The beep came a few seconds later. Clearing his throat, he said, “This is Tony Valentine calling for Lucy Price. We met this morning at the Acropolis. I was hoping—”
His words were interrupted by a piercing sound.
“This is Lucy Price,” a woman’s voice said.
“Hello,” he said stiffly.
“Do you believe in kismet, Mister Valentine?”
“It’s Tony. No, not really.”
“I do. I’m sitting in front of my computer, staring at your Web site.”
He didn’t know what to say. Putting up a Web site had been Mabel’s idea. Good for business, she’d assured him, and cheap. Only it made him uncomfortable as hell when he was on the phone with someone and she told him she was staring at his Web site. Trying to trip me up? he wanted to ask.
“So what do you think of my Web site?” he asked when they met for breakfast at ten o’clock the next morning.
“The graphics are cool. And the articles you wrote about casino cheating for Gambling Times were interesting, too,” she said. “I never realized that there was so much cheating going on.”
He was finding it hard to take his eyes off her. He’d woken up mad as hell that he hadn’t heard from Gerry. But those feelings had disappeared when he’d set eyes on Lucy. She was a symphony in blue — a powder-blue pantsuit, a blue bow in her hair, and light blue eyeliner. Had the Web site mentioned blue was his favorite color? If not for the dark circles beneath her eyes, he would have found her beautiful.
He plunged a fork into his egg and watched the yolk burst. He had suggested breakfast, having remembered an advice column in a newspaper saying that it was a neutral meal. Lucy had agreed, and now they were sitting in the recently opened breakfast shop at Caesars Palace. She poured skim milk over a bowl of granola, then raised a spoon to her lips.
“How much is Nick paying you to check up on me?” she asked.
He blinked. Her voice hadn’t changed, but her eyes had.
“Nothing. I’m doing it as a favor.” Her eyes were burning a hole into his face, but she was still eating. He bit into his toast and said, “It’s an interesting case. You believe Nick robbed you, and Nick thinks you cheated him. Nick’s a square guy — I’ll vouch for his honesty. So that would mean you’re a cheater. Only I watched a surveillance tape of you playing blackjack, and I don’t think you are. Which means both of you are wrong.”
Lucy’s spoon hit her bowl with a plop. “How’s that possible?”
“Someone else is involved. What’s the expression? Playing both sides for the middle? I think that’s what is going on here.”
“Which makes me a dopey dame who got suckered and didn’t see it coming,” she said, standing and throwing her napkin into her bowl. “Thanks a lot, Tony.”
Embarrassed, he stood up. Only his pants didn’t come with him. He grabbed them by the waist and tugged. She smirked inconsiderately.

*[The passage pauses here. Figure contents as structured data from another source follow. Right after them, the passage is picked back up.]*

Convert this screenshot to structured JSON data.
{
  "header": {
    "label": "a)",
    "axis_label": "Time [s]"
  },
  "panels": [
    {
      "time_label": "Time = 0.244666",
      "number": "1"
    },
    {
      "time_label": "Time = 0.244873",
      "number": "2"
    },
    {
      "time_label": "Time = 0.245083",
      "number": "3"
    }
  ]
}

“Airline lost my luggage,” he said stupidly.
“So buy yourself another pair. It’s called shopping. Ask your wife.”
His mouth went dry. “Who told you I was married?”
“Your Web site has your name, and your son’s.”

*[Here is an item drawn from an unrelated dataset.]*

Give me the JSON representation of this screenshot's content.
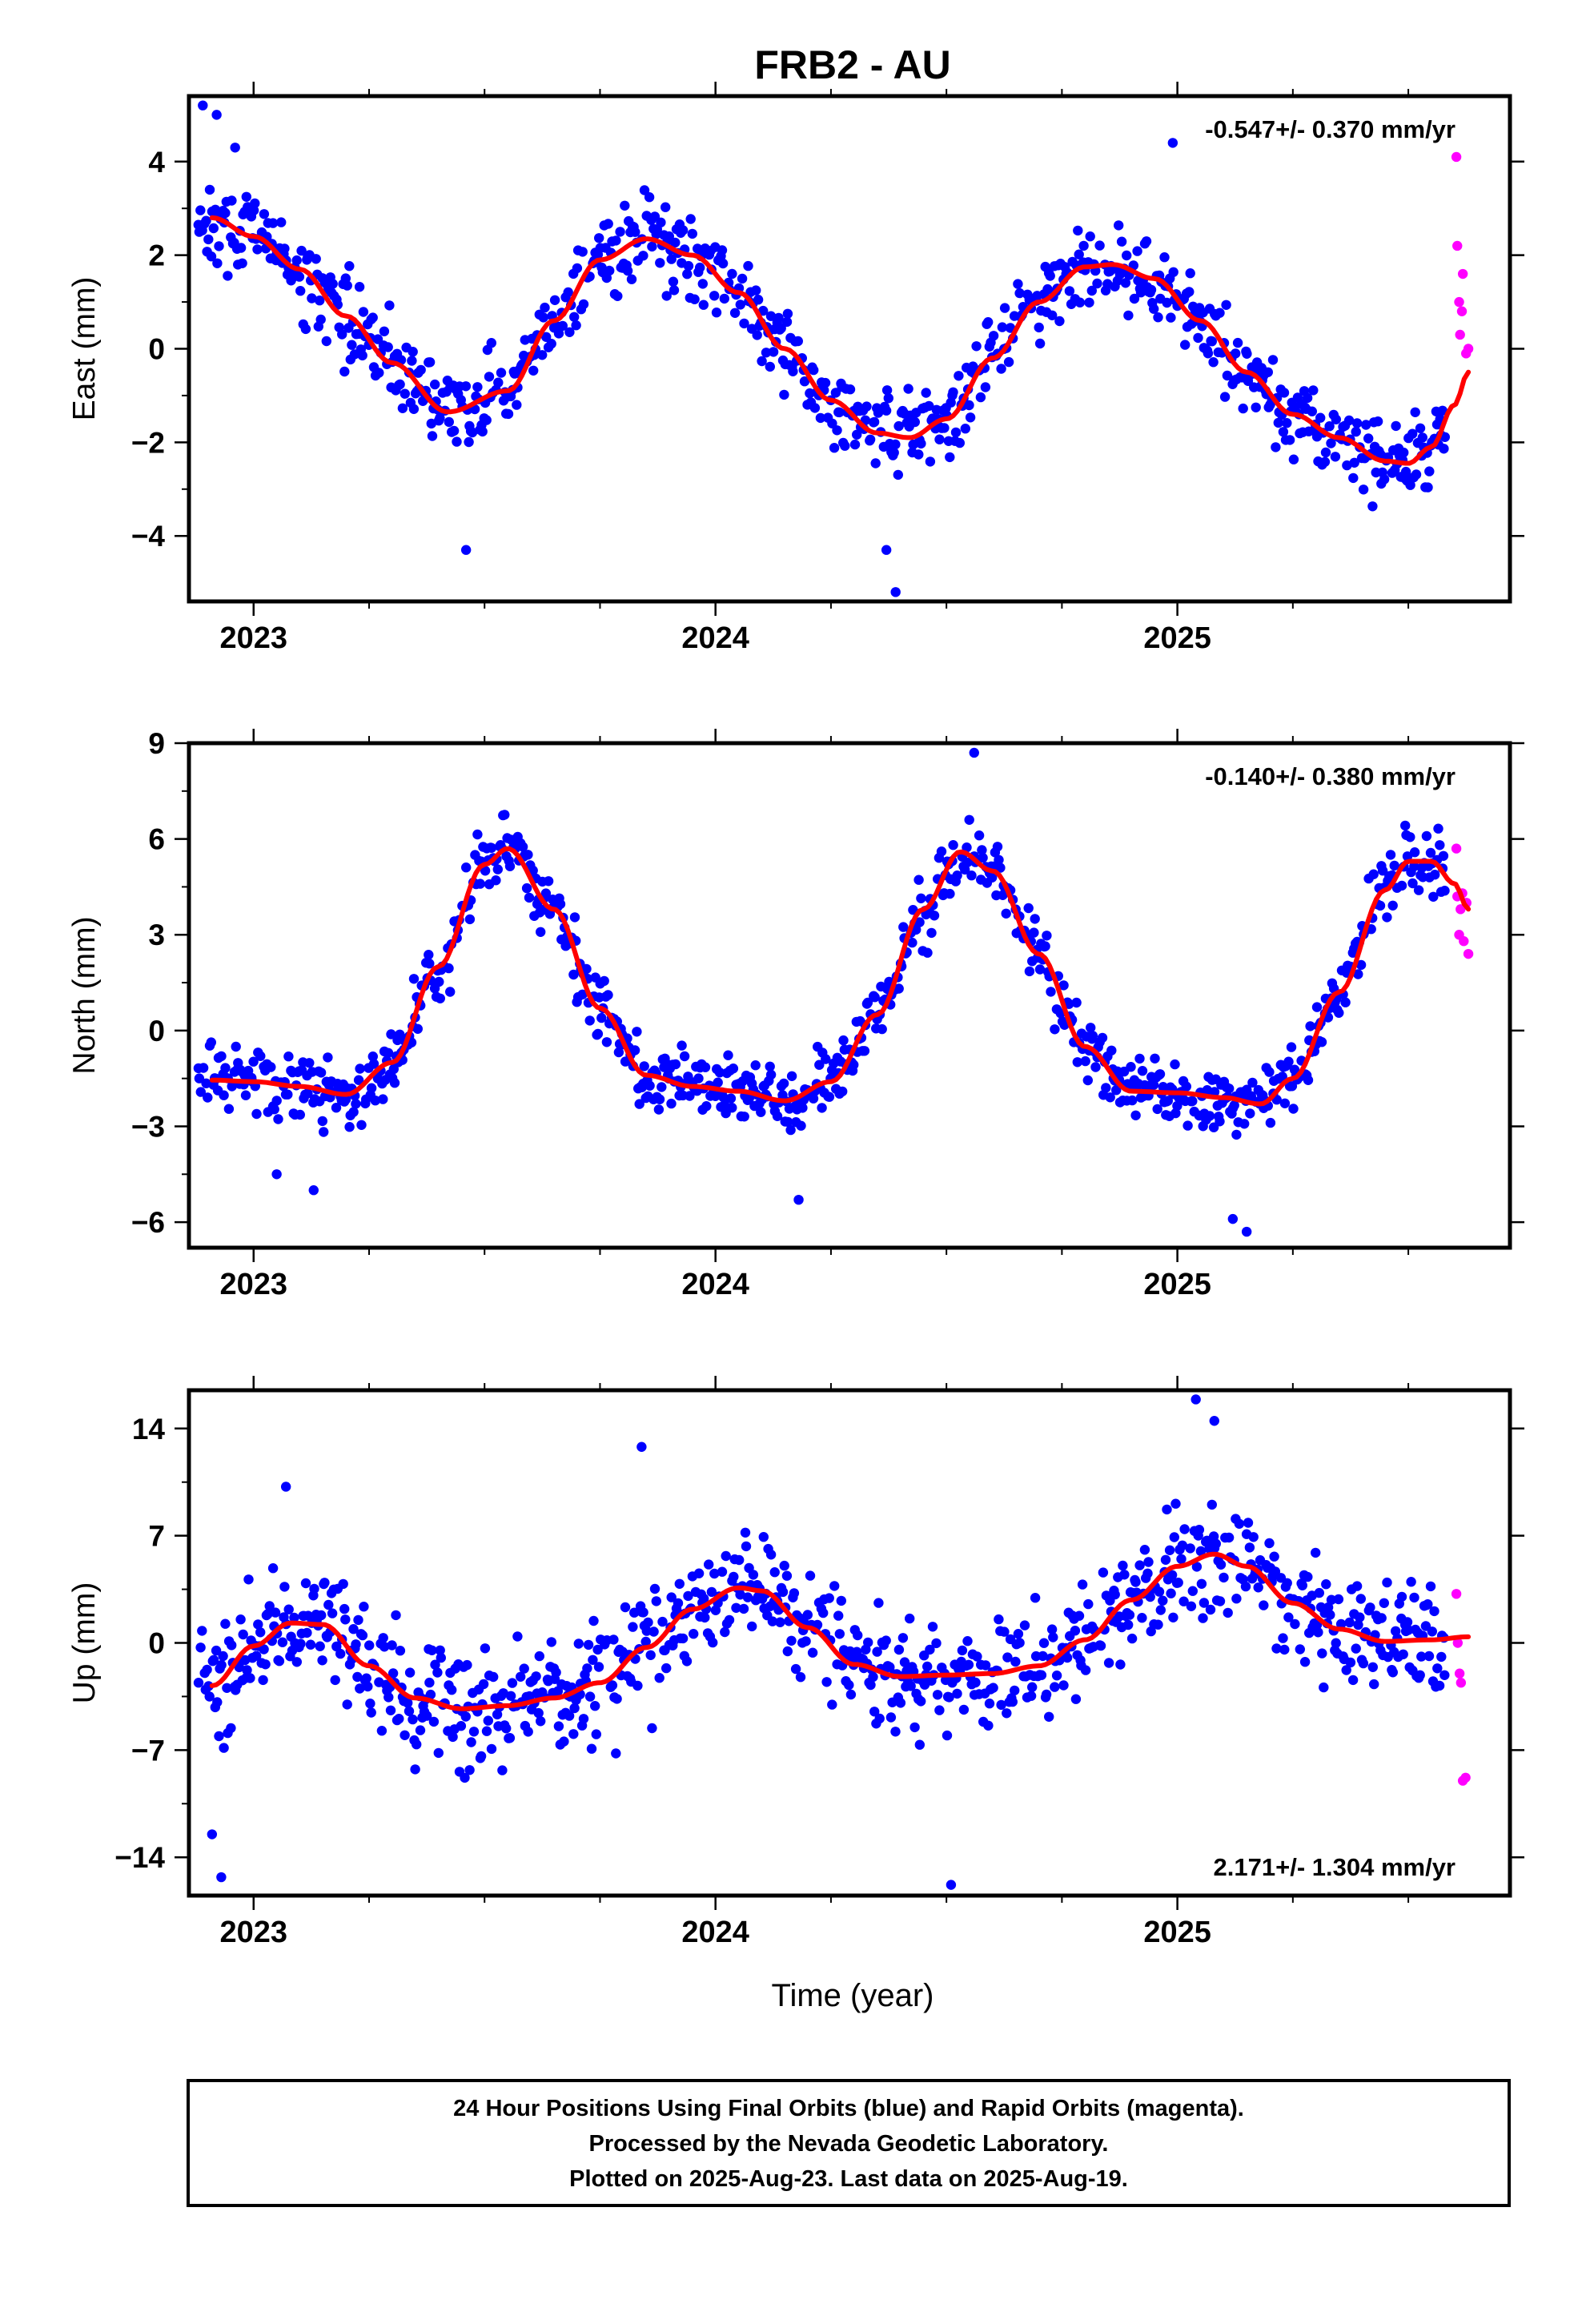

“My wife died of a heart attack two years ago.” He saw something in her face change. A chink in the armor. He said, “She used to buy my clothes, pick out the colors. I don’t think I own anything that she didn’t buy me.”

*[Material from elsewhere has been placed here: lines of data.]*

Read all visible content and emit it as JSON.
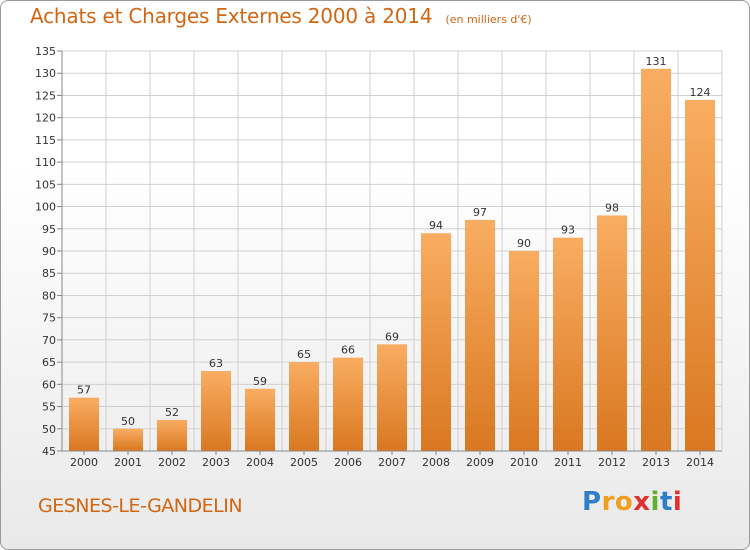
{
  "header": {
    "title": "Achats et Charges Externes 2000 à 2014",
    "subtitle": "(en milliers d'€)"
  },
  "footer": {
    "commune": "GESNES-LE-GANDELIN",
    "logo_letters": [
      "P",
      "r",
      "o",
      "x",
      "i",
      "t",
      "i"
    ],
    "logo_colors": [
      "#2f7fc8",
      "#f0a020",
      "#f0a020",
      "#e03030",
      "#60b030",
      "#2f7fc8",
      "#e03030"
    ]
  },
  "colors": {
    "bar_light": "#f9ad62",
    "bar_dark": "#d97820",
    "grid": "#d0d0d0",
    "axis_text": "#333333"
  },
  "chart_data": {
    "type": "bar",
    "title": "Achats et Charges Externes 2000 à 2014",
    "subtitle": "(en milliers d'€)",
    "xlabel": "",
    "ylabel": "",
    "categories": [
      "2000",
      "2001",
      "2002",
      "2003",
      "2004",
      "2005",
      "2006",
      "2007",
      "2008",
      "2009",
      "2010",
      "2011",
      "2012",
      "2013",
      "2014"
    ],
    "values": [
      57,
      50,
      52,
      63,
      59,
      65,
      66,
      69,
      94,
      97,
      90,
      93,
      98,
      131,
      124
    ],
    "ylim": [
      45,
      135
    ],
    "yticks": [
      45,
      50,
      55,
      60,
      65,
      70,
      75,
      80,
      85,
      90,
      95,
      100,
      105,
      110,
      115,
      120,
      125,
      130,
      135
    ],
    "grid": true,
    "data_labels": true
  }
}
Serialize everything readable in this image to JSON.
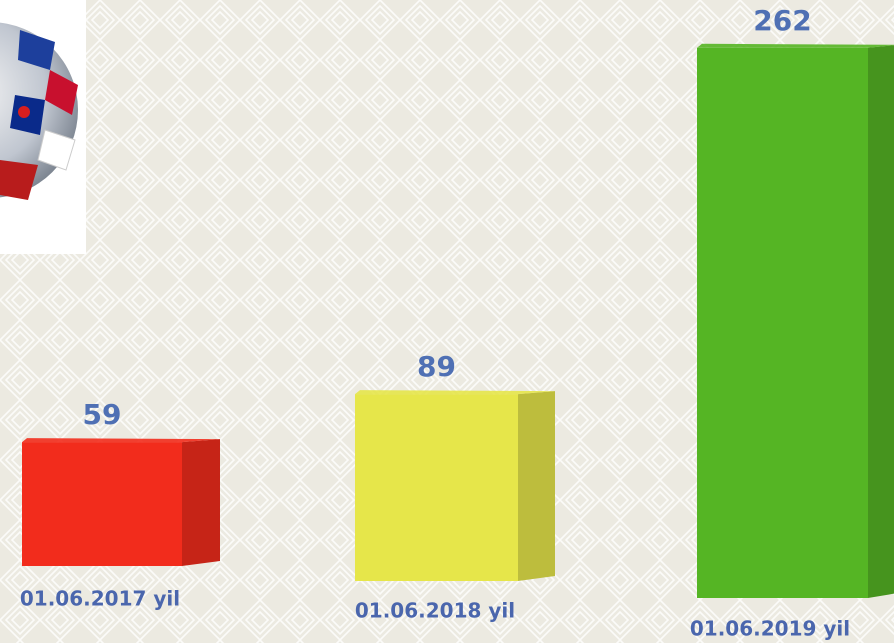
{
  "chart_data": {
    "type": "bar",
    "categories": [
      "01.06.2017 yil",
      "01.06.2018 yil",
      "01.06.2019 yil"
    ],
    "values": [
      59,
      89,
      262
    ],
    "colors": [
      "#f22c1c",
      "#e6e64a",
      "#55b524"
    ]
  }
}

“Except those pants,” Lucy said. “You an odd size?” He nodded and she said, “So was my ex. Look, Tony, I don’t know where this conversation is headed, but all I really care about is getting my twenty-five thousand dollars back. If you can’t help me, then shove off.”
Her voice had turned harsh. This was Lucy the gambler, and he didn’t like it.
“That’s pretty inconsiderate,” he said.